1文字間違えると大惨事、ddでインストーラ書き込み
USBメモリを使ってLinuxをインストールしたことがある方なら、ddコマンドを使ってインストーライメージをUSBメモリに書き込んだことがあるのではないかと思う。ddコマンドは実に便利で、次のような感じで直接インストーライメージをUSBメモリに書き込むことができる。
Ubuntu ServerインストーラをUSBメモリに書き込むサンプル
dd if=ubuntu-18.04.1-live-server-amd64.iso of=/dev/sd?
of=/dev/sd?の部分がUSBメモリのデバイスファイルを指定する部分で、例えば、ここがデバイスなどによって/dev/sdbだったり/dev/sddだったりする。ここで多くの方が「デバイスファイルの指定を間違えると、とてもまずいことになるんじゃないか」と感じたことがあるのではないだろうか。1文字間違えるだけでシステムを破壊できる威力を持っている、実に危険な行為なのではないかと。
そこで今回は、ddコマンドによるUSBメモリへの書き込みのうち、間違っているほうの行為を試してみよう。
Ubuntu Serverで実行
まず、Ubuntu Server 18.04 LTSを用意する。この環境では次のように/dev/sda2が/にマウントされている。

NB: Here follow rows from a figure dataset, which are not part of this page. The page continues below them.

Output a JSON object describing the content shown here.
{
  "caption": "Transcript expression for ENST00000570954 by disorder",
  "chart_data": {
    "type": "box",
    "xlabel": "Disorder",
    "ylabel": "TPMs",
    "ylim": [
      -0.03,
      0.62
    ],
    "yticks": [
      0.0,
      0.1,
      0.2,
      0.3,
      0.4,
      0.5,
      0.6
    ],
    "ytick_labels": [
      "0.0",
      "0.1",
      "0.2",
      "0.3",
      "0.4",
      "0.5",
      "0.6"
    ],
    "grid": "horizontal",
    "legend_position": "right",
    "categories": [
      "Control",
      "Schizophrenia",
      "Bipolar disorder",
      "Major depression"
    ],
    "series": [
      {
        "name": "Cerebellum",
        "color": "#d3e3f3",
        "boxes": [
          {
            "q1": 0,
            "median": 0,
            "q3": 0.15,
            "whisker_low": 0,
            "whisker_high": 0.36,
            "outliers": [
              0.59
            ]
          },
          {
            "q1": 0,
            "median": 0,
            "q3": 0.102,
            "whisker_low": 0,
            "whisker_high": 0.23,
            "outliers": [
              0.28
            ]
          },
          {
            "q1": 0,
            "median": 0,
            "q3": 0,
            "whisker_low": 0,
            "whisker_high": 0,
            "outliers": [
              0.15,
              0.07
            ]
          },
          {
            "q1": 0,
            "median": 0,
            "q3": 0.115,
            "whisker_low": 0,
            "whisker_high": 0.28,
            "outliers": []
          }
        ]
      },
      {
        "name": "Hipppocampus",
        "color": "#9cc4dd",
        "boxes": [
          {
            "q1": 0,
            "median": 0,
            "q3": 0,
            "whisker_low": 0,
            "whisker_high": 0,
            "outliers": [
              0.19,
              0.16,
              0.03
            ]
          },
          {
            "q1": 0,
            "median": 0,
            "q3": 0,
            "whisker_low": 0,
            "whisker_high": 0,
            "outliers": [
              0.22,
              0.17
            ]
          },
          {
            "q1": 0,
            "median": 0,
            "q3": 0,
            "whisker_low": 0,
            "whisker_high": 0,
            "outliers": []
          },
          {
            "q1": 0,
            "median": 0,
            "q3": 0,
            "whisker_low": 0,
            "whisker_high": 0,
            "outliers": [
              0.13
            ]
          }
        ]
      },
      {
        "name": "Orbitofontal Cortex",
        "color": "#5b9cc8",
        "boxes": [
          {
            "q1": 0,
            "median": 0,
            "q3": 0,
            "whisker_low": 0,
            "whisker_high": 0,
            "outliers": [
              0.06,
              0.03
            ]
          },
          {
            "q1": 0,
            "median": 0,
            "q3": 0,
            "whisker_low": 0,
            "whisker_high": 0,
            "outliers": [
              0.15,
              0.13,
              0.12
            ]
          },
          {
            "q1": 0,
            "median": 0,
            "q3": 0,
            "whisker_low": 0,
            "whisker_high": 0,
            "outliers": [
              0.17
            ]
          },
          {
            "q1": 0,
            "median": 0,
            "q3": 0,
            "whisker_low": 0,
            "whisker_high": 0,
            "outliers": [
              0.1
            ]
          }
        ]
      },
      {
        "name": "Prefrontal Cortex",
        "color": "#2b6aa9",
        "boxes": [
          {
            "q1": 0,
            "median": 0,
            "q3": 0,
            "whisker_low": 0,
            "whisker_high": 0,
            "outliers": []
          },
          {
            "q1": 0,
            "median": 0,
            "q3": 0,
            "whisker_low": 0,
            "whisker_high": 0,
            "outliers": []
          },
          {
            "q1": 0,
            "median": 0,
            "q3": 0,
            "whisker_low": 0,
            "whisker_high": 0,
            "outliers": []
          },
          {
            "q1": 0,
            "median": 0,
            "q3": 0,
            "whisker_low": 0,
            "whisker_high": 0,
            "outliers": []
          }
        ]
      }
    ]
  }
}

疲労困憊の中で作業をしたことのあるエンジニアの方ならわかると思うが、ここには書き込んではいけないとdfコマンドで確認したにもかかわらず、なぜか「of=の指定」にターミナルに表示されている/dev/sda2と書いてしまうことがある。実行する前に気がつけばセーフだが、疲れているときには往々にしてこういったヒューマンエラーが発生しがちだ。危険を避けようとしてdfコマンドでデバイスファイルを確認したにもかかわらず、表示されている内容を目でなぞって入力してしまうのだ。もう疲れているとしか言えない危険な状況である。
そんな状況になったと仮定して、次のようにUSBメモリではなくHDDにインストーラを書き込んでみる。
インストーラを書き込んだ場所に何が存在しているかによって破壊具合が異なってくるので、環境によってはそれほど影響が出ないで使い続けることもできる。この環境の場合、しばらく使っているとどうもファイルシステムがおかしいことに気がついた。
shutdownコマンドでシステムを終了させることもできなかった。電源ボタン経由のシャットダウンも機能せず、強制的に電源を落とした。
再び、電源を入れてシステムを起動してみる。一見、問題もなくシステムが起動する。
しかし、起動してきたのは今まで使っていたシステムではなく、ddで書き込んでしまったインストーラだった。
システムが起動してくるように見えるので一見胸をなで下ろすが、気がつけば後の祭りである。
ddでインストーラを書き込む時は要注意
ddを使ってUSBメモリやHDDにイメージを書き込むことは一般的な作業だし、簡単でとても便利なものだ。しかしながら、1文字間違えると大変なことになる操作であることも間違いない。月並みな対応になってしまうが、「疲れている時は重要な作業をしない」「書き込みを実行する前に何度も確認する」といった対策を行っておくことが大切だ。